Wednesday, October 20, 2010

Fall Colors


A colorful shot across a field. I love the one hour drive that I make to the cabin. About thirty minutes of the time I'm in the Cherokee National Forest.


Red is visible alongside the road. Gold, green, yellow also abound.


The last three miles of my ride is on gravel road. This colorful limb hangs over-head.


The view leaving the cabin.



The creek at the cabin is moving ever so slowly.


This is the only tree at the cabin showing any color yet. Maybe there is so little color right at the cabin because the building is down in a low place between two mountains?

Why am I here? Because we have a friend who loves to do things for "Mama Frankie". Kathy came Monday to paint the den, kitchen and hallway of our house. I find that the best thing I can do to relieve stress for them and for me is for me to disappear...so out to the cabin and stayed until about 3:30p when a meat truck passed through the mountains selling meat. I bought $1,400 worth of meat for only $706, including tax. I stuffed as much of the meat into my cabin freezer as the little thing would hold, then was forced to take the remaining meat home. I barely managed to get it all stuffed into the freezer. I won't have to buy meat for at least four months.

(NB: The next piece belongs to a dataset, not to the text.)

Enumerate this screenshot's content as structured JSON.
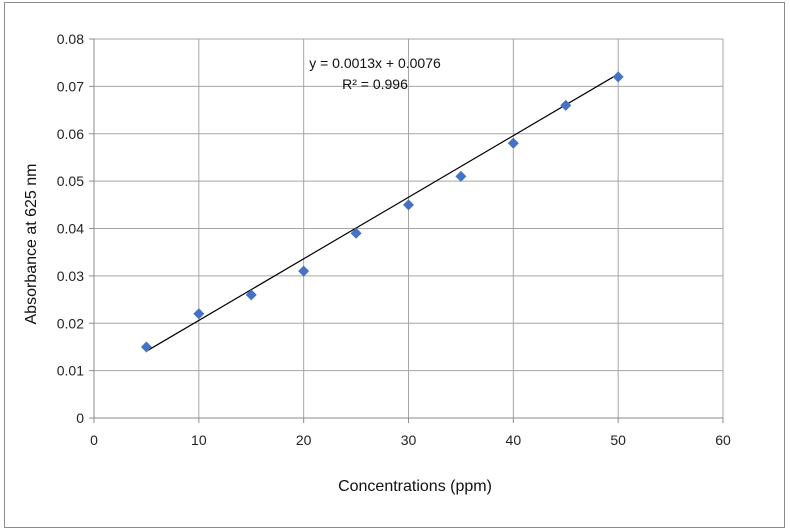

O.K. -- so the painting was still going on -- which meant that yesterday morning (Tuesday) I also got up and hurried out the door to escape to the mountains!

Tuesday, October 5, 2010

Visitors

I have always loved company. It doesn't matter who they are, when they come, or what the circumstances. We had a saying at our house growing up that if we didn't have a bed we would "drive a nail in the wall to hang company on", meaning that we would make room for them to stay awhile. I can remember many times us three boys giving up our bed and sleeping on a quilt thrown on the floor to make room for guests. But it was always fun! Part of the fun was the good eats - cause Mama always cooked her best for visitors. Part of the joy was that sometimes the visitors had kids my age. Some were kinfolks - but not all. It didn't matter, we just enjoyed visiting with the folks.

And especially do I love company when it's someone I haven't seen in a long while - like this visit Sunday night and yesterday by my 1st cousin, Terry Junius Jones and his lovely wife Trish, who now reside in Alabama. In town, I was awakened from my afternoon nap by their knock on the kitchen door (all strange visitors come to the front door). After a good visit at the house in town on Sunday night - we laid out our plans for Monday by calling my Mom and starting the day at her apartment for breakfast of mullet roe with grits! Junius' career has been commercial fisherman in the Gulf of Mexico. He brought these fresh frozen fish roe up to Mom because he knows how much she enjoys them. And we made her day by visiting with her and allowing her to cook for us. She still loves visitors too.

Then we headed out to the cabin where I cooked deer steaks, baked potatoes, and had cake, cinnamon rolls and muscadines for dessert!


Of course I made a fresh pot of coffee which I poured into a thermos bottle to keep it warm.


Canned biscuits to go with our deer steak - unfortunately I left them in the oven just a minute too long but the visitors bragged on them anyway.


These venison steaks cooked up to perfection! They went down well with the baked Idaho potatoes.


These delicious cinnamon rolls were just part of dessert. A berry cake, made by daughter Ruthie - and muscadines - and scuppernongs topped it off.



Delightful Trish was offering to help clean up the dishes but I insisted that it was my job today.


Took them outside to the fire pit where we had a camp-fire going. We needed the fire as the weather was a cool 41 degrees this morning - and only up to 55 for a high.


Sitting here and re-hashing stories from our past times with Grandpa and Grandma Jones consumed a good portion of our day. We also took the vacuum cleaner apart and put it back together so I could vacuum the floor inside. The gas heater was not working properly so Junius helped me take it out of the fireplace box and into the truck to take to town for repairs. And finally, just as I was finished with the dishes - can you believe it? - the water-pump stopped working. Our last item of work was to remove it and place it in the truck to take to town for replacement. Yes, we had our inconveniences - But we had a GREAT time with our visitors!!!